Une puissante vague d’énergie se déversa au travers du fantôme qui pour la première fois depuis qu’il était sous cette forme, ressenti quelque chose. Les mages la sentirent et les réanimés aussi. Les plus proches se retournèrent, tournant le dos à leurs adversaires et les plus éloignés levèrent la tête, distraits. Les hommes ne comprirent pas, ne pouvant ressentir cette magie, mais ils reconnurent l’occasion de percer, et l’officier se remit à crier des ordres. L’énergie d’un espoir renouvelé poussa les hommes à se battre avec toutes leurs forces et peu à peu, ils parvinrent à créer un chemin.

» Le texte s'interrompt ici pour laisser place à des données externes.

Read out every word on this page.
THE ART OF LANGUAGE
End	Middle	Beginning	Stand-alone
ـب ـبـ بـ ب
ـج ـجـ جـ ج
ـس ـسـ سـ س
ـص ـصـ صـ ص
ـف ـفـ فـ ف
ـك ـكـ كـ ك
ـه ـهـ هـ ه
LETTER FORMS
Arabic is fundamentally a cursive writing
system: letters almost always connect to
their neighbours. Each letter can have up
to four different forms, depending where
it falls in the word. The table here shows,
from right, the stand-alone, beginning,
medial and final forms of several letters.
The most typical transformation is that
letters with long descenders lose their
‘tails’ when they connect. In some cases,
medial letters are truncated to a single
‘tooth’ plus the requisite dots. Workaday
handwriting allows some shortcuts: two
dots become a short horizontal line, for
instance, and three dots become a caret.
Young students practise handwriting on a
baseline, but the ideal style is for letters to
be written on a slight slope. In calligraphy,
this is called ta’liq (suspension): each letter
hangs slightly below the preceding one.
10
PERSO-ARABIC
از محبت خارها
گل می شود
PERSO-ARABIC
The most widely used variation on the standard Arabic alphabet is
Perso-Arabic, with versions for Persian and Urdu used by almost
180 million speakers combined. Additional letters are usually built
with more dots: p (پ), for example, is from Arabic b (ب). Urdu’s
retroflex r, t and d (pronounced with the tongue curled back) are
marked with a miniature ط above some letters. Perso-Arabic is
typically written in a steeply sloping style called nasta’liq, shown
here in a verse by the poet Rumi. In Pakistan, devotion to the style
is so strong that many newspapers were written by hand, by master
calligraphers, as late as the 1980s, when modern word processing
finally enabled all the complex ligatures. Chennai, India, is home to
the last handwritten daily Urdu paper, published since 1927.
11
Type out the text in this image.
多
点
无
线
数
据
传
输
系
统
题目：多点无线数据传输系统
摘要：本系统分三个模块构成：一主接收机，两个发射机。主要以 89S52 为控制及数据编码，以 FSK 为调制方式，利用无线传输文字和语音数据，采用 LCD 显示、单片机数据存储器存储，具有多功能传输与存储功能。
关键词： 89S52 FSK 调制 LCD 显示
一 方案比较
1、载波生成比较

L’officier se retourna alors que le chemin s'agrandissait et que les premiers hommes s’échappaient de cet enfer, cherchant des yeux le noble dont il avait la charge. Il le repéra enfin, assis au sol devant le captif. Les réanimés les évitait, comme s' ils étaient un obstacle et tout autour d’eux se dessinait un cercle qu’aucun de ces monstres ne franchit. Il était trop loin pour le récupérer, et il n’avait d’autre choix que de le laisser entre les mains de ce mage, qui apparemment venait de les aider à s’enfuir. Crachant au sol, il se retourna vers le vide de la Lande avec les soldats qu’il avait pu extraire de la bataille et prît la fuite, laissant un filet de sang goutter derrière lui.

“C’est bon tu peux t'arrêter." dit Myrek.

Aroas releva la tête et vit avec surprise que les soldats n’étaient plus en vue. Il avait perdu toute notion du temps, concentré comme il l’était, ayant leurs vies entre ses mains. Il coupa donc le lien avec le fantôme et senti d’un coup toute la fatigue de ce qu’il venait de faire lui retomber sur les épaules. Écrasé sous le poids, il bascula au sol et sombra dans le sommeil.

“C’était du bon boulot…” repris Myrek, maintenant la barrière autour d’eux tandis que des hommes se relevèrent, animés par la magie de la Lande, et que les réanimés, dont la source de distraction venait de disparaître, se mirent à avancer dans la direction que les soldats avaient prise. Lentement, mais sûrement.